O Catar condenou os ataques realizados pela coalizão EUA-“Israel” contra instalações energéticas no Irã, alertando para o risco de escalada regional e impactos diretos na segurança energética global. A ofensiva teve como alvo estruturas vinculadas ao campo de gás South Pars, localizado na costa do Golfo e compartilhado entre Irã e Catar — um dos maiores reservatórios de gás natural do mundo.
Em declaração divulgada nesta quarta-feira (18), o porta-voz do Ministério das Relações Exteriores do Catar, Majed al-Ansari, classificou o ataque como uma medida “perigosa e irresponsável” em meio à intensificação da guerra promovida pelos Estados Unidos e “Israel” contra o Irã. Segundo ele, atingir instalações ligadas ao South Pars — extensão direta do campo North Field, do lado catariano — representa uma ameaça não apenas regional, mas global.
O governo catariano destacou que ataques a infraestruturas energéticas colocam em risco o abastecimento mundial, além de ameaçar populações locais e o meio ambiente. A nota oficial reforça o apelo à contenção e ao respeito ao direito internacional, enfatizando a necessidade de evitar a destruição de instalações vitais.
A escalada ocorre em um momento de tensão militar crescente. Instalações nas fases 3, 4, 5 e 6 do campo South Pars, além de unidades na região de Asaluyeh, foram atingidas pela coalizão EUA-“Israel”. Autoridades israelenses também confirmaram ataques à maior unidade de processamento de gás do Irã, localizada na província de Bushehr.
Em resposta, o Irã anunciou que irá atingir infraestruturas energéticas associadas aos interesses norte-americanos na região, incluindo refinarias e complexos petroquímicos na Arábia Saudita, nos Emirados Árabes Unidos e no próprio Catar.
As ações iranianas não configuram violação da soberania catariana. Os alvos indicados são instalações ligadas diretamente aos interesses dos Estados Unidos e de suas corporações, o que se insere no quadro de um conflito mais amplo. Considerando que os Estados Unidos conduzem operações militares diretas contra o Irã, trata-se de uma resposta à guerra iniciada pelo imperialismo.
Historicamente, o Catar buscou manter uma posição de equilíbrio entre os Estados Unidos e os movimentos da resistência no Oriente Médio. O país abriga, por exemplo, o escritório político do Movimento de Resistência Islâmica (Hamas), ao mesmo tempo em que mantém a maior base militar norte-americana no Oriente Médio. No entanto, com o avanço da guerra, essa posição intermediária vem sendo cada vez mais insustentável.
Essa dualidade expressa os limites da política externa catariana.

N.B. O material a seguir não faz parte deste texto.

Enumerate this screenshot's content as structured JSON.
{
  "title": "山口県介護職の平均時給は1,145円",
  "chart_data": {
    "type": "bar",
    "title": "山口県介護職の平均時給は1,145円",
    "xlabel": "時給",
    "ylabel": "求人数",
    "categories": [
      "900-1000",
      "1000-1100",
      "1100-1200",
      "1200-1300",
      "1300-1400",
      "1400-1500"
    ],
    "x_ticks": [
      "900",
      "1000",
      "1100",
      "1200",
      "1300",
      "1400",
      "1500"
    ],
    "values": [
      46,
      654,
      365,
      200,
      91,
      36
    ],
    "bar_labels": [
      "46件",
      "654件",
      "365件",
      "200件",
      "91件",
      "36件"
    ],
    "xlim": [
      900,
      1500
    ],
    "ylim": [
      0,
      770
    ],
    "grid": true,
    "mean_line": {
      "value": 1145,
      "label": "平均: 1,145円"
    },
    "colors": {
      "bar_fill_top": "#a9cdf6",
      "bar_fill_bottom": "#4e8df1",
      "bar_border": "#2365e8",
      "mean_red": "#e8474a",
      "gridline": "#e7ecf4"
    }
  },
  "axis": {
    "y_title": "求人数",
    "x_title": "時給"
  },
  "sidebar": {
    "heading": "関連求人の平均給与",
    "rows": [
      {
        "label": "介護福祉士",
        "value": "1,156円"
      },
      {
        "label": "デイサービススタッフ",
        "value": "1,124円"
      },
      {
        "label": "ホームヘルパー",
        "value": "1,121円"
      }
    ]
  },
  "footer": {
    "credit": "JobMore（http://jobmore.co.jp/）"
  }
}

Ao tentar conciliar interesses antagônicos, o país se vê cada vez mais encurralado pela intensificação dos conflitos
O desenvolvimento da luta de classes em escala regional, combinado com a ofensiva imperialista liderada pelos Estados Unidos, tem reduzido o espaço para políticas de equilíbrio. O Catar passa a ser pressionado a alinhar-se de forma mais clara contra o Irã, o que pode aprofundar ainda mais as tensões no Golfo e levar a um choque total com sua população árabe.